E pluribus satellibus unum

Imagine a satellite observing ships on the ocean. As it takes pictures of each ship, an algorithm decides what kind of vessel it is. But one sneaky sailor paints a pattern on the deck that confuses the satellite, so it can’t decide what it’s looking at.

How can the satellite work around its problem? According to new research, the answer could someday be: with a little help from its friends.

For the past six years, Sandia has been working on an autonomy project led by the Air Force Research Laboratory to enable a cluster of relatively small and inexpensive satellites to work together as a single, autonomous unit. The project could improve the nation’s ability to conduct national security missions, including intelligence, surveillance, reconnaissance, climate monitoring and emergency response.

A confused satellite, for example, could communicate its problem to others in the network, which could straight away point their sensors to the same spot, combine their data and make a positive identification.

“This is a paradigm shift from large, exquisite, billion-dollar satellites to talking about multiple million-dollar satellites,” said Sandia project manager Jered Mitchell.

While current research aims to connect up to about a dozen satellites, researchers say that further development could lead to connecting much larger networks.

“The ultimate idea is to scale up to constellations that might cover virtually the entire globe — and to potentially coordinate data collection even with non-space assets,” like sensors on the ground or on planes, said Sandia’s Drew Woodbury, a senior manager in Sandia’s space programs.

Teaming satellites to save taxpayer dollars

Working together, an autonomous group of satellites could reduce the risk of relying on any one satellite and diminish downtime while engineers on the ground try to resolve technical difficulties. If one machine in the network stops working, others could automatically redirect their sensors to fill the gap or reroute communications around it.

“Overall, the intent is to build in resiliency so that the mission continues,” Drew said.

Sandia has been heavily involved in the project, developing machine learning and autonomy algorithms, radar sensors, computer models, communications protocols and flight software. Researchers have been building specialized hardware for space, where budgets for size, weight and power are commonly tighter than on the ground. They have adapted distributed software to operate on multiple satellites without conventional, land-based communications.

“We want applications to seamlessly communicate without worrying about where other applications are located or how messages are physically routed between them,” said Ryan Hess, a Sandia manager in communications technologies.

Many uses for autonomous, multisensor response

The beauty of satellite autonomy, Drew said, is that it could be useful for many applications.
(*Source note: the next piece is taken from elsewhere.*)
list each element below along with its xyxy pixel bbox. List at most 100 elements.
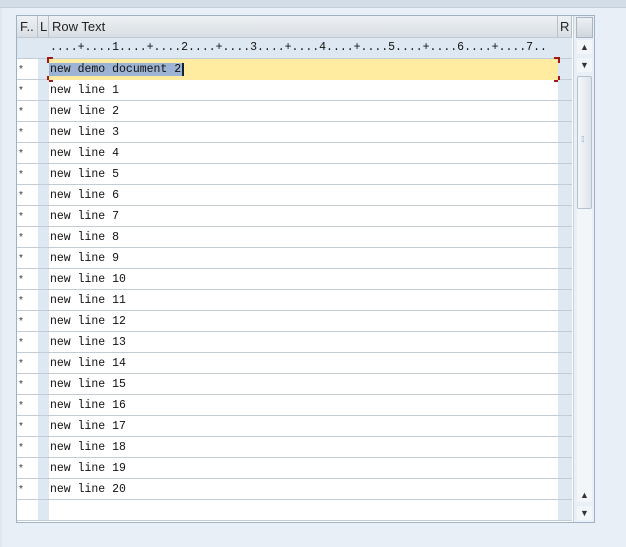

These could potentially include automatically turning a group of telescopes to study a fleeting burst of gamma radiation emanating from somewhere deep in the cosmos.

“The fundamental smarts of the system are just designed to look for information, however that information is defined,” Drew said. “These capabilities can be used to figure out in real time where a system should look and not just look where a human told it to look.”

While these new applications have not been tried in space, team members are testing them on electronics and communications systems that have.

“We are doing this to prove these applications can fit in the resource-constrained environments of a spacecraft,” Ryan said.

Nicolas Bikhazi, a Sandia manager over radar research, said, “The system model can be used to perform lab experiments and trade studies with various sensor constellation configurations to see which sensor constellations work best.”

This way, researchers are exploring future architectures and designing their satellite dream team.